# **CatBoost**

### За основу взят ноутбук из вебинара "CatBoost на больших данных", канал Karpov.Courses, ведущий вебинара Александр Савченко

Репозиторий с исходником: https://github.com/AlexKbit/pyspark-catboost-example

In [None]:
%%capture
!pip install pyspark==3.0.3

In [None]:
from pyspark.ml import Pipeline
from pyspark.ml.feature import VectorAssembler, StringIndexer
from pyspark.ml.evaluation import MulticlassClassificationEvaluator
from pyspark.sql import SparkSession
from pyspark.sql import DataFrame
from pyspark.sql.functions import col
from pyspark.sql.types import StructField, StructType

In [None]:
spark = SparkSession.builder\
    .master('local[*]')\
    .appName('CatBoostWithSpark')\
    .config("spark.jars.packages", "ai.catboost:catboost-spark_3.0_2.12:1.0.3")\
    .config("spark.executor.cores", "2")\
    .config("spark.task.cpus", "2")\
    .config("spark.driver.memory", "2g")\
    .config("spark.driver.memoryOverhead", "2g")\
    .config("spark.executor.memory", "2g")\
    .config("spark.executor.memoryOverhead", "2g")\
    .getOrCreate()

In [None]:
spark

In [None]:
import catboost_spark

In [None]:
schema_dataset = "col1 String, col2 String, col3 Double, col4 Double, col5 Double, target Integer"
df = spark.read.csv('/content/data.csv',sep=',',header=True,schema = schema_dataset)

In [None]:
df.printSchema()

root
 |-- col1: string (nullable = true)
 |-- col2: string (nullable = true)
 |-- col3: double (nullable = true)
 |-- col4: double (nullable = true)
 |-- col5: double (nullable = true)
 |-- target: integer (nullable = true)



In [None]:
print(df.describe().show())

+-------+----+----+------------------+------------------+-----------------+------------------+
|summary|col1|col2|              col3|              col4|             col5|            target|
+-------+----+----+------------------+------------------+-----------------+------------------+
|  count| 999| 999|               999|               999|              999|               999|
|   mean|null|null| 6.126728018535534|3091.0939393577505| 315.711484855864|0.4954954954954955|
| stddev|null|null|0.5898659455919512| 6063.724047846411|248.0598507266117|0.5002301371468432|
|    min|   a|   a|       4.605170186|       2.718281828|      0.010761534|                 0|
|    max|   z|   z|       6.907755279|       22026.46579|      984.2199136|                 1|
+-------+----+----+------------------+------------------+-----------------+------------------+

None


In [None]:
print(df.show(7))

+----+----+-----------+-----------+-----------+------+
|col1|col2|       col3|       col4|       col5|target|
+----+----+-----------+-----------+-----------+------+
|   o|   r|6.084499413|2980.957987|   1.737842|     0|
|   z|   x|6.553933404|8103.083928|2.884142703|     0|
|   w|   w|4.779123493|22026.46579|0.035646382|     0|
|   t|   w|6.663132696|148.4131591|4.600071127|     0|
|   p|   s|6.508769137|7.389056099|1.625782932|     1|
|   u|   r|5.860786223|54.59815003|6.712529775|     1|
|   r|   a|6.708084084|2980.957987|7.360113804|     0|
+----+----+-----------+-----------+-----------+------+
only showing top 7 rows

None


In [None]:
TARGET_LABEL = 'target'

In [None]:
evaluator = MulticlassClassificationEvaluator(
    labelCol=TARGET_LABEL, 
    predictionCol="prediction", 
    metricName='f1')

In [None]:
train_df, test_df = df.randomSplit([0.75, 0.25])

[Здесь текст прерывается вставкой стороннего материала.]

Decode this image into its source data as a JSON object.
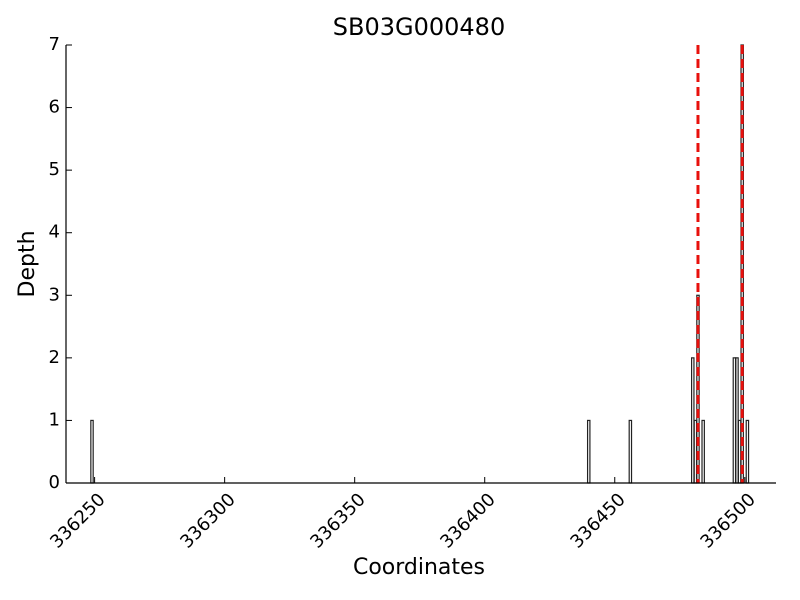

### Train CatBoost with Pool

In [None]:
col1_indexer = StringIndexer(inputCol='col1', outputCol="col1_index")
col2_indexer = StringIndexer(inputCol='col2', outputCol="col2_index")
features = ["col1_index", "col2_index", "col3", "col4", "col5"]
assembler = VectorAssembler(inputCols=features, outputCol='features')

In [None]:
def prepare_vector(df: DataFrame)-> DataFrame:
  result_df = col1_indexer.fit(df).transform(df)
  result_df = col2_indexer.fit(result_df).transform(result_df)
  result_df = assembler.transform(result_df)
  return result_df

In [None]:
train = prepare_vector(train_df)
test = prepare_vector(test_df)

In [None]:
print(train.show(7))

+----+----+-----------+-----------+-----------+------+----------+----------+--------------------+
|col1|col2|       col3|       col4|       col5|target|col1_index|col2_index|            features|
+----+----+-----------+-----------+-----------+------+----------+----------+--------------------+
|   a|   a|5.129898715|20.08553692|272.5829356|     1|       8.0|      23.0|[8.0,23.0,5.12989...|
|   a|   b|4.804021045|403.4287935| 888.578495|     0|       8.0|       4.0|[8.0,4.0,4.804021...|
|   a|   b|5.446737372|54.59815003|537.8494671|     0|       8.0|       4.0|[8.0,4.0,5.446737...|
|   a|   b|6.401917197|148.4131591|101.2690374|     0|       8.0|       4.0|[8.0,4.0,6.401917...|
|   a|   b|6.883462586|1096.633158|670.3254037|     0|       8.0|       4.0|[8.0,4.0,6.883462...|
|   a|   e| 6.03787092|20.08553692|464.8122752|     0|       8.0|      12.0|[8.0,12.0,6.03787...|
|   a|   f|5.407171771|20.08553692|390.9714078|     1|       8.0|       2.0|[8.0,2.0,5.407171...|
+----+----+---------

In [None]:
train_pool = catboost_spark.Pool(train.select(['features', TARGET_LABEL]))
train_pool.setLabelCol(TARGET_LABEL)
train_pool.setFeaturesCol('features')

Pool_602a442374ff

In [None]:
classifier = catboost_spark.CatBoostClassifier(featuresCol='features', labelCol=TARGET_LABEL)
classifier.setIterations(50)
classifier.setDepth(5)

CatBoostClassifier_2d1eab184387

In [None]:
model = classifier.fit(train_pool)
predict = model.transform(test)
print(f'Model F1 = {evaluator.evaluate(predict)}')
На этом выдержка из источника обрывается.